Colour has three properties. The first is hue, which is the name of the colours. The primary hues are yellow, red, and blue. Secondary colours are made by mixing two primaries. Intermediate colours are mixtures of a primary and adjacent secondary colour. The second property of colour is value, which refers to the lightness or darkness of hue. The third property of colour is intensity, which refers to the purity of the hue (also called “Chroma”).
Value is defined as the relative lightness or darkness of a color. It is an important tool for the designer/artist, in the way that it defines form and creates spatial illusions. Contrast of value separates objects in space, while gradation of value suggests mass and contour of a contiguous surface. In the drawing on the right, value contrast separates the artichoke from the background, and the separate leaves from one another, while gradation suggests the curves of leave surfaces and of the whole form.
Hue also has value. When contrasting hues are made similar in value, the spatial effects are flattened out. The pair of images on the left demonstrate this. In the color image of the fashion model the coat draws our attention through contrast of hue although the skin tones blend with the background (remember the object of the image is to sell the coat, not the model). However, it also seems to be softly blending with a background that seems quite close, and is very similar to the coat in value. The face tends to blend with the background which is similar in both hue and value. In the black and white version, however, the coat virtually disappears, since only value, not hue, are available to distinguish it, and the values are quite similar. However, the strong value contrast of the eyes and hat draw our attention to the face, even though the contours of the face seem to melt into the background. Therefore, the black and white version emphasizes the model more than the garment.
To summarize: If values are close, shapes will seem to flatten out, and seem closely connected in space; none will stand out from the others. If values contrast, shapes will appear to separate in space and some will stand out from the others. This works whether the colours are just black, white and grey, or whether hues are involved.

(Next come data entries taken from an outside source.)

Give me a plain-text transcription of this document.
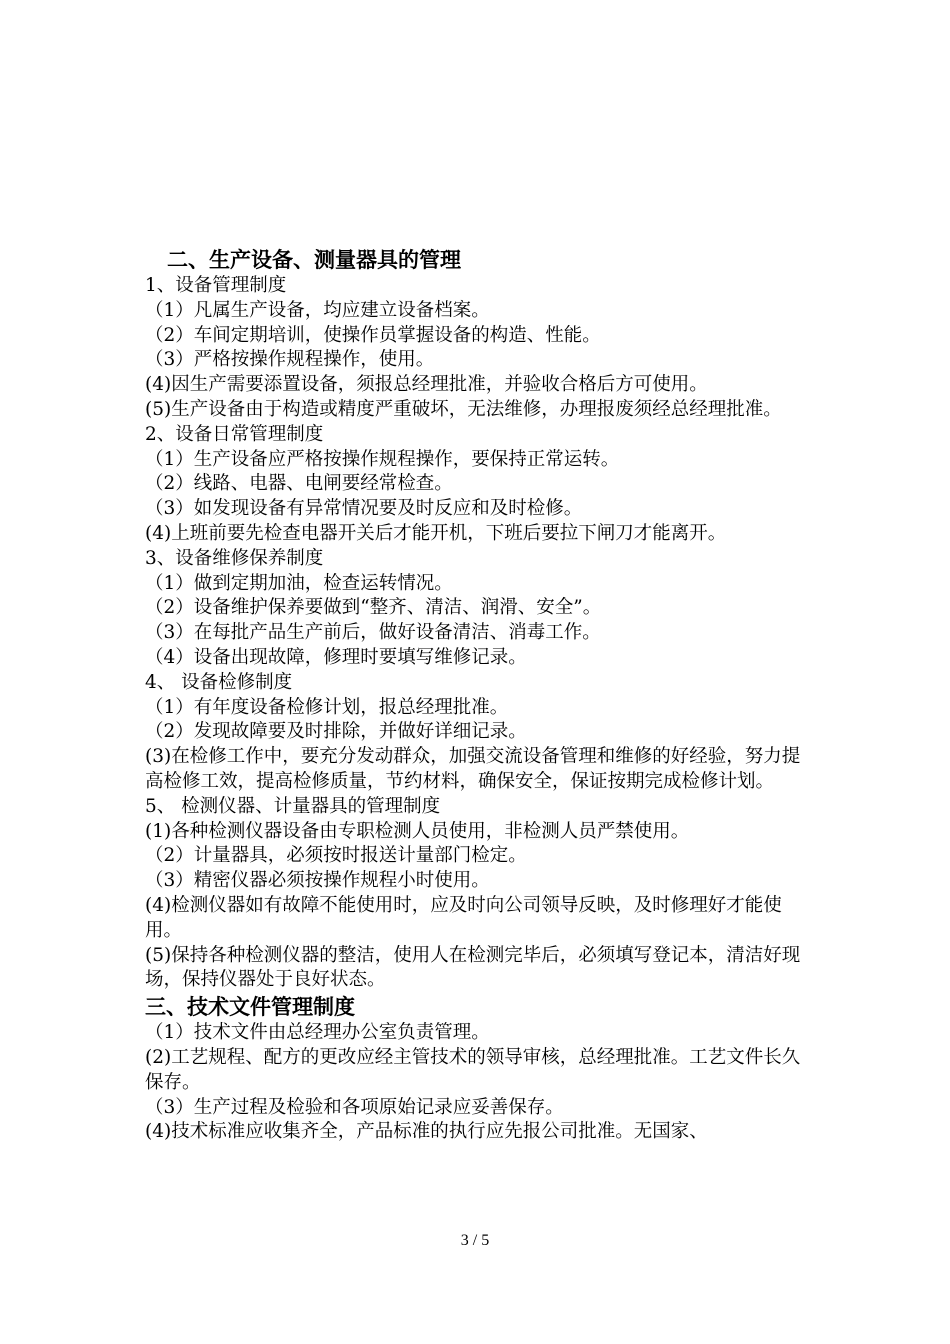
二、生产设备、测量器具的管理
1、设备管理制度
（1）凡属生产设备，均应建立设备档案。
（2）车间定期培训，使操作员掌握设备的构造、性能。
（3）严格按操作规程操作，使用。
(4)因生产需要添置设备，须报总经理批准，并验收合格后方可使用。
(5)生产设备由于构造或精度严重破坏，无法维修，办理报废须经总经理批准。
2、设备日常管理制度
（1）生产设备应严格按操作规程操作，要保持正常运转。
（2）线路、电器、电闸要经常检查。
（3）如发现设备有异常情况要及时反应和及时检修。
(4)上班前要先检查电器开关后才能开机，下班后要拉下闸刀才能离开。
3、设备维修保养制度
（1）做到定期加油，检查运转情况。
（2）设备维护保养要做到“整齐、清洁、润滑、安全”。
（3）在每批产品生产前后，做好设备清洁、消毒工作。
（4）设备出现故障，修理时要填写维修记录。
4、 设备检修制度
（1）有年度设备检修计划，报总经理批准。
（2）发现故障要及时排除，并做好详细记录。
(3)在检修工作中，要充分发动群众，加强交流设备管理和维修的好经验，努力提高检修工效，提高检修质量，节约材料，确保安全，保证按期完成检修计划。
5、 检测仪器、计量器具的管理制度
(1)各种检测仪器设备由专职检测人员使用，非检测人员严禁使用。
（2）计量器具，必须按时报送计量部门检定。
（3）精密仪器必须按操作规程小时使用。
(4)检测仪器如有故障不能使用时，应及时向公司领导反映，及时修理好才能使用。
(5)保持各种检测仪器的整洁，使用人在检测完毕后，必须填写登记本，清洁好现场，保持仪器处于良好状态。
三、技术文件管理制度
（1）技术文件由总经理办公室负责管理。
(2)工艺规程、配方的更改应经主管技术的领导审核，总经理批准。工艺文件长久保存。
（3）生产过程及检验和各项原始记录应妥善保存。
(4)技术标准应收集齐全，产品标准的执行应先报公司批准。无国家、
3 / 5
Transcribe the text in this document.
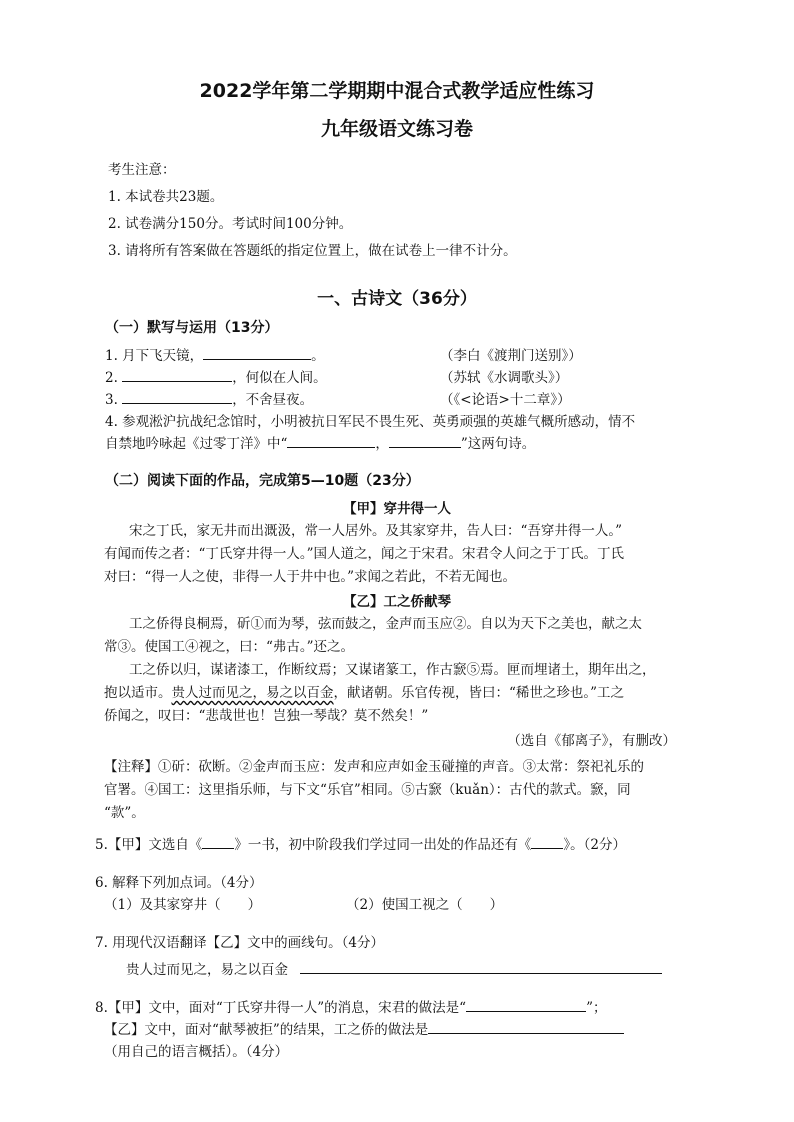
2022学年第二学期期中混合式教学适应性练习
九年级语文练习卷
考生注意：
1. 本试卷共23题。
2. 试卷满分150分。考试时间100分钟。
3. 请将所有答案做在答题纸的指定位置上，做在试卷上一律不计分。
一、古诗文（36分）
（一）默写与运用（13分）
1. 月下飞天镜，	。	（李白《渡荆门送别》）
2.	，何似在人间。	（苏轼《水调歌头》）
3.	，不舍昼夜。	（《<论语>十二章》）
4. 参观淞沪抗战纪念馆时，小明被抗日军民不畏生死、英勇顽强的英雄气概所感动，情不
自禁地吟咏起《过零丁洋》中“	，	”这两句诗。
（二）阅读下面的作品，完成第5—10题（23分）
【甲】穿井得一人
宋之丁氏，家无井而出溉汲，常一人居外。及其家穿井，告人曰：“吾穿井得一人。”
有闻而传之者：“丁氏穿井得一人。”国人道之，闻之于宋君。宋君令人问之于丁氏。丁氏
对曰：“得一人之使，非得一人于井中也。”求闻之若此，不若无闻也。
【乙】工之侨献琴
工之侨得良桐焉，斫①而为琴，弦而鼓之，金声而玉应②。自以为天下之美也，献之太
常③。使国工④视之，曰：“弗古。”还之。
工之侨以归，谋诸漆工，作断纹焉；又谋诸篆工，作古窾⑤焉。匣而埋诸土，期年出之，
抱以适市。贵人过而见之，易之以百金，献诸朝。乐官传视，皆曰：“稀世之珍也。”工之
侨闻之，叹曰：“悲哉世也！岂独一琴哉？莫不然矣！”
（选自《郁离子》，有删改）
【注释】①斫：砍断。②金声而玉应：发声和应声如金玉碰撞的声音。③太常：祭祀礼乐的
官署。④国工：这里指乐师，与下文“乐官”相同。⑤古窾（kuǎn）：古代的款式。窾，同
“款”。
5.【甲】文选自《 》一书，初中阶段我们学过同一出处的作品还有《 》。（2分）
6. 解释下列加点词。（4分）
（1）及其家穿井（　　）	（2）使国工视之（　　）
7. 用现代汉语翻译【乙】文中的画线句。（4分）
贵人过而见之，易之以百金
8.【甲】文中，面对“丁氏穿井得一人”的消息，宋君的做法是“	”；
【乙】文中，面对“献琴被拒”的结果，工之侨的做法是
（用自己的语言概括）。（4分）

Hue is the term for the pure spectrum colours commonly referred to by the “colour names” – red, orange, yellow, blue, green violet – which appear in the hue circle or rainbow. Theoretically all hues can be mixed from three basic hues, known as primaries. When pigment primaries are all mixed together, the theoretical result is black; Therefore pigment mixture is sometimes referred to as subtractive mixture.
The primary colors consist of three hues from which we can theoretically mix all other hues. There are two commonly used definitions of primary colors:
Painters Primaries – red, blue, yellow: This traditional definition of primaries does not in fact mix to clear greens or purples; it is based on 19th century theories.
Printers Primaries – magenta, cyan (turquoise), yellow: This definition of primaries mixes to clear colours across the entire spectrum. It is used as the basis for color printing. The computer screen probably does not give you a true turquoise–the colour should be a blue-green– because of differences between colour mixture in pigment and colour mixture in light.
In mixing colours hues can be de saturated (reduced in purity, weakened) in one of three ways: mix with white to lighten the value (tint), mix with black to darken the value (shade), or mix with grey or the complement to either lighten or darken the value ( tone).
Compliments are colours that are opposite one another on the hue circle. When complements are mixed with one another in paint, the resulting muted tones de saturate or dull the hues. Such opposite pairs can also be compared in terms of their relative warmth and coolness. Warm-cool contrast of hue can cause images to appear to advance or recede. In this 15th century painting, for example, the warm reds of the man’s doublet and his son’s cap reinforce the cues of placement to make these figures seem very close. On the other hand, the cool tones of the sea and sky suggest great distance.
Afterimage is another, more specific definition of complements consisting of a stimulus colour and its physical opposite generated in the eye by exposure to the stimulus colour. Afterimage colours tend to make each other appear more intense, and have vibrating boundaries.